FEATURE, DIALOGMASA.com – Mentari mulai meninggi, namun suasana di depan gerbang sekolah di Pasuruan masih terasa senyap. Bagi Didit, senyapnya suara riang anak-anak itu kini menjelma menjadi beban yang lebih berat dari sekadar sepi pembeli. Di balik gerobak dagangannya yang sederhana, ia menyimpan cerita getir tentang perjuangan para pedagang kecil untuk sekadar bertahan hidup: terjerat lilitan utang berbunga tinggi.
Bukan karena gaya hidup, melainkan demi menghidupi modal harian, Didit harus memutar otak mencari jalan keluar ketika pemasukan dari menjual jajanan tak lagi mencukupi. Jalan yang ia tempuh—pinjaman dari lembaga keuangan—ternyata bukan penyelamat, melainkan jebakan yang perlahan mencekiknya.

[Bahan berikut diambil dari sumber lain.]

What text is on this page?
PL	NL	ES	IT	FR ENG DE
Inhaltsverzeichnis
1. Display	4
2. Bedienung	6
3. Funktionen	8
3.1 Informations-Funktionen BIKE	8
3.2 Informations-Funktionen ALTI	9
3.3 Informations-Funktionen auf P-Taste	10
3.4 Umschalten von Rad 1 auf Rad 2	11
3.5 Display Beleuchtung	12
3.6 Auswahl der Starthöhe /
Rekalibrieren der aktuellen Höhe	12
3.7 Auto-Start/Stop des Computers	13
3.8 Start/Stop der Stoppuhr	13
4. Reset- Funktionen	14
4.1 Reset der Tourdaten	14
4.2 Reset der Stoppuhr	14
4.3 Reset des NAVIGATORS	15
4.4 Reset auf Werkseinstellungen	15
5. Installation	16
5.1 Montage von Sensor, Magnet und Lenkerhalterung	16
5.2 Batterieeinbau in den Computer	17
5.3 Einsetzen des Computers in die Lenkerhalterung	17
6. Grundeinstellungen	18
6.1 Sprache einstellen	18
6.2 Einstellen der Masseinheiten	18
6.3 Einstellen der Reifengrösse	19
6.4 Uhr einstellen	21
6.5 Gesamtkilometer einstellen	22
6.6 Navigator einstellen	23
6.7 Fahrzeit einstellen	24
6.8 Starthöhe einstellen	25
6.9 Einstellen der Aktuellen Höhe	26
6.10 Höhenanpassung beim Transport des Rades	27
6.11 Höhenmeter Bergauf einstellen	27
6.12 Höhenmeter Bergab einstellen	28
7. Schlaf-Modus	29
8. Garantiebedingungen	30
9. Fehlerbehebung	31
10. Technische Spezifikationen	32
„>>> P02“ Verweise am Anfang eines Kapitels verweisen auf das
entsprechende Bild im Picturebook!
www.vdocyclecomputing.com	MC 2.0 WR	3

Lingkaran Setan Bernama “Bunga”
Kepada kami, Didit menghela napas panjang saat menceritakan bagaimana ia pernah sampai pada titik di mana utang harus dilunasi dengan utang baru.
“Pernah, Mas. Sampai hutang ke bank lainnya buat nutupin hutang bank yang pertama itu,” tuturnya dengan nada pasrah.

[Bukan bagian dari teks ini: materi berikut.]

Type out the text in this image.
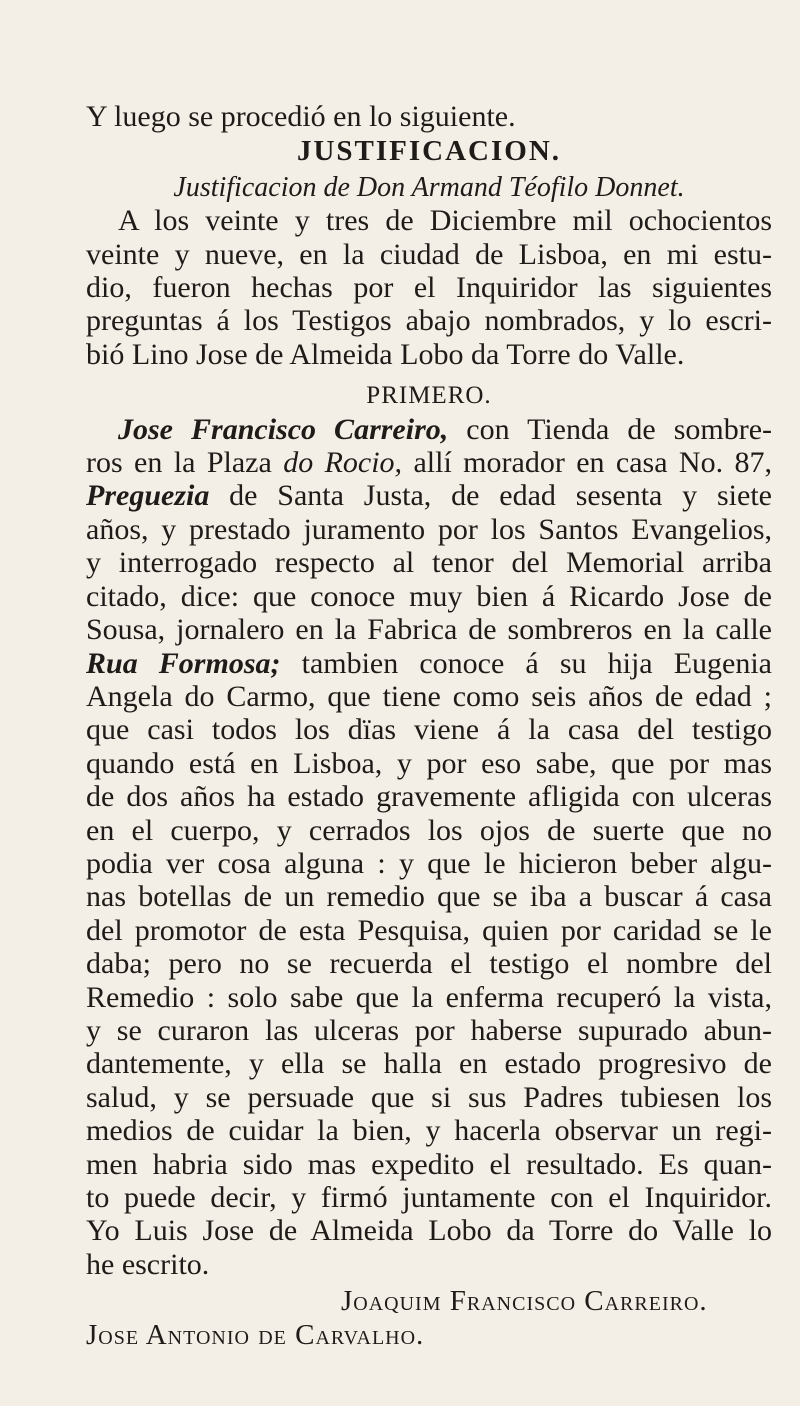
Y luego se procedió en lo siguiente.
JUSTIFICACION.
Justificacion de Don Armand Téofilo Donnet.
A los veinte y tres de Diciembre mil ochocientos
veinte y nueve, en la ciudad de Lisboa, en mi estu-
dio, fueron hechas por el Inquiridor las siguientes
preguntas á los Testigos abajo nombrados, y lo escri-
bió Lino Jose de Almeida Lobo da Torre do Valle.
PRIMERO.
Jose Francisco Carreiro, con Tienda de sombre-
ros en la Plaza do Rocio, allí morador en casa No. 87,
Preguezia de Santa Justa, de edad sesenta y siete
años, y prestado juramento por los Santos Evangelios,
y interrogado respecto al tenor del Memorial arriba
citado, dice: que conoce muy bien á Ricardo Jose de
Sousa, jornalero en la Fabrica de sombreros en la calle
Rua Formosa; tambien conoce á su hija Eugenia
Angela do Carmo, que tiene como seis años de edad ;
que casi todos los dïas viene á la casa del testigo
quando está en Lisboa, y por eso sabe, que por mas
de dos años ha estado gravemente afligida con ulceras
en el cuerpo, y cerrados los ojos de suerte que no
podia ver cosa alguna : y que le hicieron beber algu-
nas botellas de un remedio que se iba a buscar á casa
del promotor de esta Pesquisa, quien por caridad se le
daba; pero no se recuerda el testigo el nombre del
Remedio : solo sabe que la enferma recuperó la vista,
y se curaron las ulceras por haberse supurado abun-
dantemente, y ella se halla en estado progresivo de
salud, y se persuade que si sus Padres tubiesen los
medios de cuidar la bien, y hacerla observar un regi-
men habria sido mas expedito el resultado. Es quan-
to puede decir, y firmó juntamente con el Inquiridor.
Yo Luis Jose de Almeida Lobo da Torre do Valle lo
he escrito.
Joaquim Francisco Carreiro.
Jose Antonio de Carvalho.
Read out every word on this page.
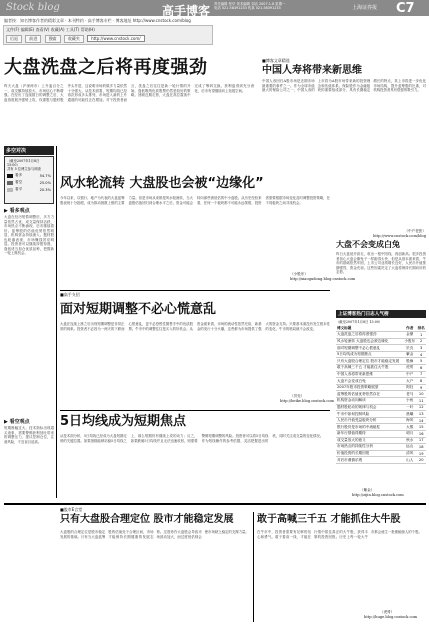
Stock blog	高手博客 责任编辑 张华 美术编辑 刘洁 2007.1.8 星期一
电话 021-58391233 传真 021-58391233	上海证券报 C7
编者按：知名博客作者的精彩文章 · 本刊特约 · 高手博客专栏 · 博客地址 http://www.cnstock.com/blog
文件(F) 编辑(E) 查看(V) 收藏(A) 工具(T) 帮助(H)
后退	前进	搜索	收藏夹	http://www.cnstock.com/
大盘洗盘之后将再度强劲
昨天大盘（沪深两市）上升逾百分之一，成交额持续放大，市场信心不断增强。在经历了连续数日的调整之后，大盘再度展开强势上攻，权重股与题材股齐头并进，这说明市场的做多力量依然十分强大。从技术面看，短期均线已经再次形成多头排列，市场进入新的上升通道的可能性正在增加。对于投资者而言，洗盘之后往往是新一轮行情的开始，逢低吸纳优质股票仍然是较好的策略。回顾近期走势，大盘在高位震荡中完成了筹码交换，获利盘得到充分消化，后市有望继续向上拓展空间。
多空对决
（截至2007年1月8日 15:00）
共有 5 位博主参与调查
看多	54.7%
看空	25.0%
看平	20.3%
▶ 看多观点
大盘在经历短暂调整后，多方力量依然占优，成交量保持活跃，市场热点不断涌现，后市继续看好。蓝筹股的估值优势依然明显，机构资金持续流入。题材股也轮番表现，市场赚钱效应明显。投资者可以继续持股待涨，逢低适当加仓优质品种，把握新一轮上涨机会。
▶ 看空观点
短期涨幅过大，技术指标出现超买迹象，需要警惕获利回吐带来的调整压力，建议控制仓位，注意风险，不宜盲目追高。
■博客文章精选
中国人寿将带来新思维
中国人寿回归A股市场是近期市场最重要的事件之一。作为全球市值最大的保险公司之一，中国人寿的上市将为A股市场带来新的投资理念和估值体系。保险股作为金融板块的重要组成部分，具有长期稳定增长的特点，其上市将进一步优化市场结构，提升蓝筹股的比重，对机构投资者具有很强的吸引力。
（中户老张）
http://www.cnstock.com/blog
大盘不会变成白兔
昨日大盘低开高走，收出一根中阳线，再创新高。很多投资者担心大盘会像兔子一样跑得太快，但是从基本面来看，牛市的基础依然牢固，上市公司业绩增长良好，人民币升值预期强烈，资金充裕。这些因素决定了大盘将保持长期向好的态势。
风水轮流转 大盘股也会被“边缘化”
今年以来，以银行、地产为代表的大盘蓝筹股表现十分抢眼，成为推动指数上涨的主要力量。但是市场从来都是风水轮流转，当大盘股估值回归到合理水平之后，资金可能会转向那些被低估的中小盘股。从历史经验来看，任何一个板块都不可能永远领涨，投资者需要根据市场变化及时调整投资策略，在不同板块之间寻找机会。
（小股东）
http://xiaogudong.blog.cnstock.com
■高手支招
面对短期调整不必心慌意乱
大盘在连续上涨之后出现短期调整是非常正常的现象。投资者不必因为一两天的下跌而心慌意乱，更不必恐慌性抛售手中的优质股票。牛市中的调整往往是买入的好机会。从资金面来看，市场的流动性依然充裕，新基金的发行十分火爆，这些都为市场提供了强大的资金支持。只要基本面没有发生根本性的变化，牛市的格局就不会改变。
（贝壳）
http://beike.blog.cnstock.com
上证博客热门日志人气榜
（截至2007年1月8日 15:00）
博文标题	作者	排名
大盘洗盘之后将再度强劲	金鼎	1
风水轮流转 大盘股也会被边缘化	小股东	2
面对短期调整不必心慌意乱	贝壳	3
5日均线成为短期焦点	紫金	4
只有大盘股合理定位 股市才能稳定发展	股痴	5
敢于高喊三千五 才能抓住大牛股	虎哥	6
中国人寿将带来新思维	中户	7
大盘不会变成白兔	大户	8
2007年股市投资策略展望	阿杜	9
蓝筹股的估值优势依然存在	老马	10
机构资金动向解读	小鱼	11
题材股轮动的规律与机会	一叶	12
牛市中如何控制风险	晨曦	13
人民币升值受益板块分析	海风	14
银行股仍是市场的中流砥柱	大熊	15
新年行情值得期待	明月	16
成交量放大的意义	秋水	17
市场热点的持续性分析	远山	18
价值投资的长期回报	清风	19
对后市谨慎乐观	山人	20
5日均线成为短期焦点
从技术面分析，5日均线已经成为大盘短期走势的关键位置。如果指数能够站稳5日均线之上，那么短期仍有继续上攻的动力；反之，如果跌破5日均线并且无法迅速收回，则需要警惕短期调整的风险。投资者可以将5日均线作为短线操作的参考依据，灵活把握进出时机，同时关注成交量的变化情况。
（紫金）
http://zijin.blog.cnstock.com
■股市E言堂
只有大盘股合理定位 股市才能稳定发展
大盘股的合理定位是股市稳定发展的基础。只有当大盘蓝筹股的估值处于合理区间，市场才能保持长期健康的发展态势。过度炒作大盘股会导致市场波动加大，而过度低估则会使市场缺乏稳定的支撑力量。
敢于高喊三千五 才能抓住大牛股
在牛市中，投资者需要有足够的信心和勇气。敢于看高一线，才能在行情中抓住真正的大牛股，获得丰厚的投资回报。历史上每一轮大牛市都会诞生一批涨幅惊人的个股。
（虎哥）
http://huge.blog.cnstock.com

Inilah puncak dari konflik batin yang ia hadapi. Di satu sisi, ada kewajiban bulanan yang tak bisa ditawar; di sisi lain, kenyataan pahit sepinya penjualan terus menghantam. Langkah “gali lubang, tutup lubang” itu terpaksa ia ambil, didorong ketakutan akan denda dan bunga yang terus bertambah.
Setiap kali jarinya meneken surat pinjaman, sebersit kecemasan selalu membayangi. Kekhawatiran tidak mampu melunasi selalu muncul, terutama ketika ia mengingat pengalaman pahitnya: meminjam uang Rp5 juta, namun harus mengembalikannya hingga Rp7,5 juta. Beban bunga yang menumpuk itu bukan sekadar angka di kertas, melainkan rasa tertekan yang ia bawa pulang setiap malam. Cicilan seolah menjadi tali yang kian hari kian mengencang.
“Sampai aku ambilin lagi, takut nambah terus bunganya,” katanya, menjelaskan keputusannya untuk mengambil pinjaman baru demi menambal cicilan sebelumnya, yang ironisnya, hanya membuat total utangnya semakin menggunung.
Cerita Didit bukan kasus tunggal. Ia tahu betul, beban mengatur keuangan akibat bunga pinjaman yang “mencekik” juga dirasakan oleh beberapa rekan pedagang lain di sekitar sekolah, terutama saat penjualan sedang lesu. Mereka semua berada di kapal yang sama, berjuang melawan arus ekonomi yang tak bersahabat.
Kini, harapan terbesar Didit tak muluk-muluk: bantuan tambahan modal dengan bunga rendah, atau jika mungkin, tanpa bunga sama sekali. Ia hanya ingin bisa bernapas lega. Ia ingin perjuangannya berjualan, bangun pagi, dan menyiapkan dagangan, benar-benar membuahkan hasil, bukan malah menjeratnya dalam beban utang yang tak berkesudahan.
Bagi Didit dan pedagang-pedagang kecil sepertinya, bantuan itu bukan sekadar suntikan dana, melainkan sebuah uluran tangan yang bisa menjaga api dapur mereka tetap menyala, tanpa harus dibayangi mimpi buruk lilitan bunga pinjaman. (FZ/WD)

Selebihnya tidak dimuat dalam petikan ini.